Der Mehltaupilz ist im Getreideanbau gefürchtet. Experten schätzen, dass in manchen Jahren hierzulande bis zu 35 Prozent der Ernte durch Mehltau-Befall verloren gehen. Nur bei der Gerste gibt es seit etwa 60 Jahren so genannte mlo-Mutanten (mycoplasma-like organism), die vor dem Pilzbefall geschützt sind. Die Besonderheit dieser Resistenz ist, dass sie nicht durch ein Resistenzprotein hervorgerufen wird, sondern dadurch, dass umgekehrt ein bestimmtes Protein fehlt. Inzwischen wird resistente Gerste in rund der Hälfte aller Kulturen Mitteleuropas angebaut. Bei anderen Pflanzenarten gab es dagegen bislang keine solche effektive Immunität gegen Mehltau.
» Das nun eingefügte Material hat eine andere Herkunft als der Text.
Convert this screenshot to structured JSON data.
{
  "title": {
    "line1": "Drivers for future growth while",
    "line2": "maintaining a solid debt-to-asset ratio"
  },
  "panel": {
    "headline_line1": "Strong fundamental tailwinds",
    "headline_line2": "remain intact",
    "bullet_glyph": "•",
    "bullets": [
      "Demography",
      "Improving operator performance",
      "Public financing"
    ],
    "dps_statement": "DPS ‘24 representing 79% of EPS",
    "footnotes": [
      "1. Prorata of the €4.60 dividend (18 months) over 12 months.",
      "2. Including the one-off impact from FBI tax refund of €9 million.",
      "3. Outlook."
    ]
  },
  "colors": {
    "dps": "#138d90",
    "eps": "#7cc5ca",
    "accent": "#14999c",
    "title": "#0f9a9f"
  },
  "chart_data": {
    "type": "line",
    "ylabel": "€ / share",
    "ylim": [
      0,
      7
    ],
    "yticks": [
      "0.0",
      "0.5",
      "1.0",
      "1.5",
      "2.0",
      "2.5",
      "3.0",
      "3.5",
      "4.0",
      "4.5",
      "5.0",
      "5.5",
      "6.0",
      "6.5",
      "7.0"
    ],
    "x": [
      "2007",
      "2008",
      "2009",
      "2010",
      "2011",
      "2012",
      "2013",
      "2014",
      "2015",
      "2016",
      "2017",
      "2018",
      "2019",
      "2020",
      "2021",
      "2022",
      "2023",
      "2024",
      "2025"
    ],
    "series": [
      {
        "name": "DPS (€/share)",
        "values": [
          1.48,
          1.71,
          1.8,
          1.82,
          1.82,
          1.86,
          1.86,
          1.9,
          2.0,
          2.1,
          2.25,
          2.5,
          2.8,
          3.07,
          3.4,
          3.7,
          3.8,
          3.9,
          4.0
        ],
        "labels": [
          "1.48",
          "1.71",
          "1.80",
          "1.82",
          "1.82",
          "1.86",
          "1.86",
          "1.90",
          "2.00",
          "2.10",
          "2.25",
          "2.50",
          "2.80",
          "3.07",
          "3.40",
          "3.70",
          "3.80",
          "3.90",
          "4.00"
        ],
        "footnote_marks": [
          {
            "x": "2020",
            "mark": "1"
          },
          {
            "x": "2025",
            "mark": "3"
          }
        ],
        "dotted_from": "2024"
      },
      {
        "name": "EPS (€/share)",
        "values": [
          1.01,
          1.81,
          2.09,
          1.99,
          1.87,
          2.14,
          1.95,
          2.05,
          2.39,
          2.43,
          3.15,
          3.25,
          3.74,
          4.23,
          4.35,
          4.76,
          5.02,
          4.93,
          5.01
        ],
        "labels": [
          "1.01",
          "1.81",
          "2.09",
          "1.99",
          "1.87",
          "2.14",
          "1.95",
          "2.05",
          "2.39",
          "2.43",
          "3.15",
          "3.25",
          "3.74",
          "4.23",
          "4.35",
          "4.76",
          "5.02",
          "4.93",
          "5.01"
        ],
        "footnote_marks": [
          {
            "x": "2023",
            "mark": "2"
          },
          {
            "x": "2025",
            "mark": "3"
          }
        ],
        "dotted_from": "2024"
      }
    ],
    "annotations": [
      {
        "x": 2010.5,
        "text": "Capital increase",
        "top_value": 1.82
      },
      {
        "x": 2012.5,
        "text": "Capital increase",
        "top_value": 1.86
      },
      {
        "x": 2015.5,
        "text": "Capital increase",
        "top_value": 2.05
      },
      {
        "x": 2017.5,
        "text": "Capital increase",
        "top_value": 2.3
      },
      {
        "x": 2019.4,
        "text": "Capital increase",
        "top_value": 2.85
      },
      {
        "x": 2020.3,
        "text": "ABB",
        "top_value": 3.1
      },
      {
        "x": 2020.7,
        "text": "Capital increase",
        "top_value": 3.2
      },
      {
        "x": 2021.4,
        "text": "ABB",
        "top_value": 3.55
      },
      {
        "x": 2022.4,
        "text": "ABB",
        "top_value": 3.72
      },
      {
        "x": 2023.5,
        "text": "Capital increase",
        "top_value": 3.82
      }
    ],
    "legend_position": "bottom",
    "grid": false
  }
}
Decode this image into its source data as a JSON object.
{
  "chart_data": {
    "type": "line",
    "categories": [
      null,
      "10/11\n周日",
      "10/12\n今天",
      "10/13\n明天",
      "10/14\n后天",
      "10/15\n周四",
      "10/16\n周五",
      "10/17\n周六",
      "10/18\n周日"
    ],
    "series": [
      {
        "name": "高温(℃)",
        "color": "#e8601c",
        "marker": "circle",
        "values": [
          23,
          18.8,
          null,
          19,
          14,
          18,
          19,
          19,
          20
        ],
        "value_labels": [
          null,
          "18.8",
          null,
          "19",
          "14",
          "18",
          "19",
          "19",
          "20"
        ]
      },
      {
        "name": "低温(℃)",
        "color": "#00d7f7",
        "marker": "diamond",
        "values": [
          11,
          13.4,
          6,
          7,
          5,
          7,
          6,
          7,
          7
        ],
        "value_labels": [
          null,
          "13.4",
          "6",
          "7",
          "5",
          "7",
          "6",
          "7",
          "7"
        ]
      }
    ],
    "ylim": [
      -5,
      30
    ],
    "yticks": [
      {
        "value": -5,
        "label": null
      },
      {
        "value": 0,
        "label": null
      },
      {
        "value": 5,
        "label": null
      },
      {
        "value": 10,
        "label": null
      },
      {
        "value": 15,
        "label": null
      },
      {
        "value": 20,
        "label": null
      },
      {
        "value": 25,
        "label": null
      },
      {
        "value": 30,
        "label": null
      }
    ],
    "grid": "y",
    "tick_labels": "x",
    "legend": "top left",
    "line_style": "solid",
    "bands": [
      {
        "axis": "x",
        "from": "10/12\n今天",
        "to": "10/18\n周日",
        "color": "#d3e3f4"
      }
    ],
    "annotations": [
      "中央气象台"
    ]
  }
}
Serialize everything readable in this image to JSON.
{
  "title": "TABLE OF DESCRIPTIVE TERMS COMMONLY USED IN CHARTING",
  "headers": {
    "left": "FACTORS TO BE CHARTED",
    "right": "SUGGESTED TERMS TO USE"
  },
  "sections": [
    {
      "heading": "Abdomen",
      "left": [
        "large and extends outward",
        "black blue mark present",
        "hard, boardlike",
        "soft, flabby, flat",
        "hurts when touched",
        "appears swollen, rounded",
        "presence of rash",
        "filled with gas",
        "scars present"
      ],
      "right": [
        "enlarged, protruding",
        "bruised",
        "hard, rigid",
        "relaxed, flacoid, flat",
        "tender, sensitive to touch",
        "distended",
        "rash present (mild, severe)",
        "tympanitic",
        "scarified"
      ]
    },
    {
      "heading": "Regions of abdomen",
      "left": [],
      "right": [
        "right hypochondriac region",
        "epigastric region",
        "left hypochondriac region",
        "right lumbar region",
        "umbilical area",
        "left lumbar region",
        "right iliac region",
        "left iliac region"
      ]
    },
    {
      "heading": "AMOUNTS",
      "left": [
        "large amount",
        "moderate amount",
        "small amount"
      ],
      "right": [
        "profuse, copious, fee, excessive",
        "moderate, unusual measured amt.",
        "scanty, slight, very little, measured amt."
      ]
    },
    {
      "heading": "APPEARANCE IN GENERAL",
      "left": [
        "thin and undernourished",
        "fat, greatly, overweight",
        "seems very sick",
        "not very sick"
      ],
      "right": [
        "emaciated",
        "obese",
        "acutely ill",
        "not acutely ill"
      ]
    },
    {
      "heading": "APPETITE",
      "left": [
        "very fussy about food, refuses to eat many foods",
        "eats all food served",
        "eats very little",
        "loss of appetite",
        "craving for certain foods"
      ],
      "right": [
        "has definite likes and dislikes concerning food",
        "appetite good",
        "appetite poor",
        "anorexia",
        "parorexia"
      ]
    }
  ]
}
Jetzt haben deutsche Wissenschaftler um Ralph Panstruga vom Max-Planck-Institut für Züchtungsforschung in Köln gemeinsam mit US-Kollegen der Stanford University bei einer Mutante der Ackerschmalwand (Arabidopsis thaliana) ähnliche Anlagen gefunden. Bei der zweikeimblättrigen Arabidopsis müssen im Gegensatz zur einkeimblättrigen Gerste jedoch gleich drei mlo-Proteine ausfallen, um den Mehltauschutz zu gewährleisten.
Die Entdeckung dieser Resistenz ist für Züchtungsforscher Panstruga der Beweis dafür, dass es möglich ist, entsprechende Mutanten auch bei anderen höheren Pflanzenarten herzustellen. Derzeit versucht sein Team dies bei Tomaten.